The Gustafsson group studies the molecular mechanisms of transcription regulation in mammalian cells. The work can be divided into two different subareas:
The laboratory investigates the mechanisms of mammalian mitochondrial transcription. The levels of mitochondrial transcription are regulated in response to the overall respiratory needs of the eukaryotic cell, but the molecular mechanisms behind this regulation are poorly understood. Much of the work is performed using in vitro biochemistry and a reconstituted system for mammalian mtDNA transcription, containing only a promoter containing DNA fragment, and recombinant proteins. One of our areas of interest is the MTERF family of proteins. These proteins regulate mitochondrial gene expression at many different levels, including transcription initiation, transcription termination, and during protein translation. We are also studying DNA sequence dependent transcription termination in mitochondria. In our work, we have seen that a G-quadruplex structure formed in nascent RNA during transcription can stimulate termination. The mechanism is reminiscent of Rho-independent transcription termination in prokaryotes, with the exception that a G-quadruplex structure replaces the hairpin loop formed in bacterial mRNA during transcription of terminator sequences.

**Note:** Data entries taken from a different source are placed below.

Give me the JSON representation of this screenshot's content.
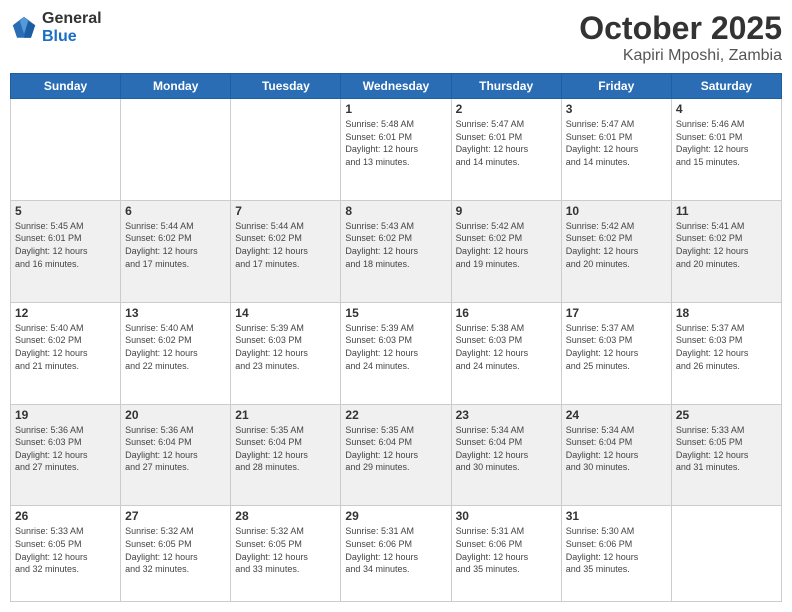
{
  "header": {
    "logo_general": "General",
    "logo_blue": "Blue",
    "month": "October 2025",
    "location": "Kapiri Mposhi, Zambia"
  },
  "weekdays": [
    "Sunday",
    "Monday",
    "Tuesday",
    "Wednesday",
    "Thursday",
    "Friday",
    "Saturday"
  ],
  "weeks": [
    [
      {
        "day": "",
        "info": ""
      },
      {
        "day": "",
        "info": ""
      },
      {
        "day": "",
        "info": ""
      },
      {
        "day": "1",
        "info": "Sunrise: 5:48 AM\nSunset: 6:01 PM\nDaylight: 12 hours\nand 13 minutes."
      },
      {
        "day": "2",
        "info": "Sunrise: 5:47 AM\nSunset: 6:01 PM\nDaylight: 12 hours\nand 14 minutes."
      },
      {
        "day": "3",
        "info": "Sunrise: 5:47 AM\nSunset: 6:01 PM\nDaylight: 12 hours\nand 14 minutes."
      },
      {
        "day": "4",
        "info": "Sunrise: 5:46 AM\nSunset: 6:01 PM\nDaylight: 12 hours\nand 15 minutes."
      }
    ],
    [
      {
        "day": "5",
        "info": "Sunrise: 5:45 AM\nSunset: 6:01 PM\nDaylight: 12 hours\nand 16 minutes."
      },
      {
        "day": "6",
        "info": "Sunrise: 5:44 AM\nSunset: 6:02 PM\nDaylight: 12 hours\nand 17 minutes."
      },
      {
        "day": "7",
        "info": "Sunrise: 5:44 AM\nSunset: 6:02 PM\nDaylight: 12 hours\nand 17 minutes."
      },
      {
        "day": "8",
        "info": "Sunrise: 5:43 AM\nSunset: 6:02 PM\nDaylight: 12 hours\nand 18 minutes."
      },
      {
        "day": "9",
        "info": "Sunrise: 5:42 AM\nSunset: 6:02 PM\nDaylight: 12 hours\nand 19 minutes."
      },
      {
        "day": "10",
        "info": "Sunrise: 5:42 AM\nSunset: 6:02 PM\nDaylight: 12 hours\nand 20 minutes."
      },
      {
        "day": "11",
        "info": "Sunrise: 5:41 AM\nSunset: 6:02 PM\nDaylight: 12 hours\nand 20 minutes."
      }
    ],
    [
      {
        "day": "12",
        "info": "Sunrise: 5:40 AM\nSunset: 6:02 PM\nDaylight: 12 hours\nand 21 minutes."
      },
      {
        "day": "13",
        "info": "Sunrise: 5:40 AM\nSunset: 6:02 PM\nDaylight: 12 hours\nand 22 minutes."
      },
      {
        "day": "14",
        "info": "Sunrise: 5:39 AM\nSunset: 6:03 PM\nDaylight: 12 hours\nand 23 minutes."
      },
      {
        "day": "15",
        "info": "Sunrise: 5:39 AM\nSunset: 6:03 PM\nDaylight: 12 hours\nand 24 minutes."
      },
      {
        "day": "16",
        "info": "Sunrise: 5:38 AM\nSunset: 6:03 PM\nDaylight: 12 hours\nand 24 minutes."
      },
      {
        "day": "17",
        "info": "Sunrise: 5:37 AM\nSunset: 6:03 PM\nDaylight: 12 hours\nand 25 minutes."
      },
      {
        "day": "18",
        "info": "Sunrise: 5:37 AM\nSunset: 6:03 PM\nDaylight: 12 hours\nand 26 minutes."
      }
    ],
    [
      {
        "day": "19",
        "info": "Sunrise: 5:36 AM\nSunset: 6:03 PM\nDaylight: 12 hours\nand 27 minutes."
      },
      {
        "day": "20",
        "info": "Sunrise: 5:36 AM\nSunset: 6:04 PM\nDaylight: 12 hours\nand 27 minutes."
      },
      {
        "day": "21",
        "info": "Sunrise: 5:35 AM\nSunset: 6:04 PM\nDaylight: 12 hours\nand 28 minutes."
      },
      {
        "day": "22",
        "info": "Sunrise: 5:35 AM\nSunset: 6:04 PM\nDaylight: 12 hours\nand 29 minutes."
      },
      {
        "day": "23",
        "info": "Sunrise: 5:34 AM\nSunset: 6:04 PM\nDaylight: 12 hours\nand 30 minutes."
      },
      {
        "day": "24",
        "info": "Sunrise: 5:34 AM\nSunset: 6:04 PM\nDaylight: 12 hours\nand 30 minutes."
      },
      {
        "day": "25",
        "info": "Sunrise: 5:33 AM\nSunset: 6:05 PM\nDaylight: 12 hours\nand 31 minutes."
      }
    ],
    [
      {
        "day": "26",
        "info": "Sunrise: 5:33 AM\nSunset: 6:05 PM\nDaylight: 12 hours\nand 32 minutes."
      },
      {
        "day": "27",
        "info": "Sunrise: 5:32 AM\nSunset: 6:05 PM\nDaylight: 12 hours\nand 32 minutes."
      },
      {
        "day": "28",
        "info": "Sunrise: 5:32 AM\nSunset: 6:05 PM\nDaylight: 12 hours\nand 33 minutes."
      },
      {
        "day": "29",
        "info": "Sunrise: 5:31 AM\nSunset: 6:06 PM\nDaylight: 12 hours\nand 34 minutes."
      },
      {
        "day": "30",
        "info": "Sunrise: 5:31 AM\nSunset: 6:06 PM\nDaylight: 12 hours\nand 35 minutes."
      },
      {
        "day": "31",
        "info": "Sunrise: 5:30 AM\nSunset: 6:06 PM\nDaylight: 12 hours\nand 35 minutes."
      },
      {
        "day": "",
        "info": ""
      }
    ]
  ]
}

We have ongoing collaboration with the Maria Falkenberg group at the University of Gothenburg. This work intends to analyze the link between mitochondrial transcription and DNA replication. We have also a long-standing collaboration with the Nils-Göran Larsson laboratory at the Max Planck Institute for the Biology of Ageing in Köln, which has world-leading expertise in mouse genetics and cell biology.
Signal transduction pathways trigger a wide variety of physiological responses, including changes in Pol II activity via the multiprotein Mediator complex. Mediator is essential for basal and regulated expression of nearly all Pol II dependent genes and depletion of human Mediator from nuclear extracts abolishes Pol II transcription. Gene specific activator proteins stimulate transcription by recruitment of general transcription factors (GTFs) to promoters. In this process, Mediator supposedly functions as a bridge between the regulatory proteins and the basal pol II transcription machinery. Direct interactions have been demonstrated between many activators and specific Mediator subunits, e.g. β-catenin, p53, Gli3, and nuclear hormone receptors.
In the group, we are trying to establish the molecular mechanisms of Mediator-dependent regulation of transcription. To this end we use a combination of biochemistry and molecular biology techniques. A major goal during the last couple of years has been to characterize cyclin dependent kinase 8 (Cdk8), a conserved component of the Mediator complex. Another development and area of interest in the laboratory is the realization that Mediator may influence transcription and chromatin structure at centromeres and telomeres.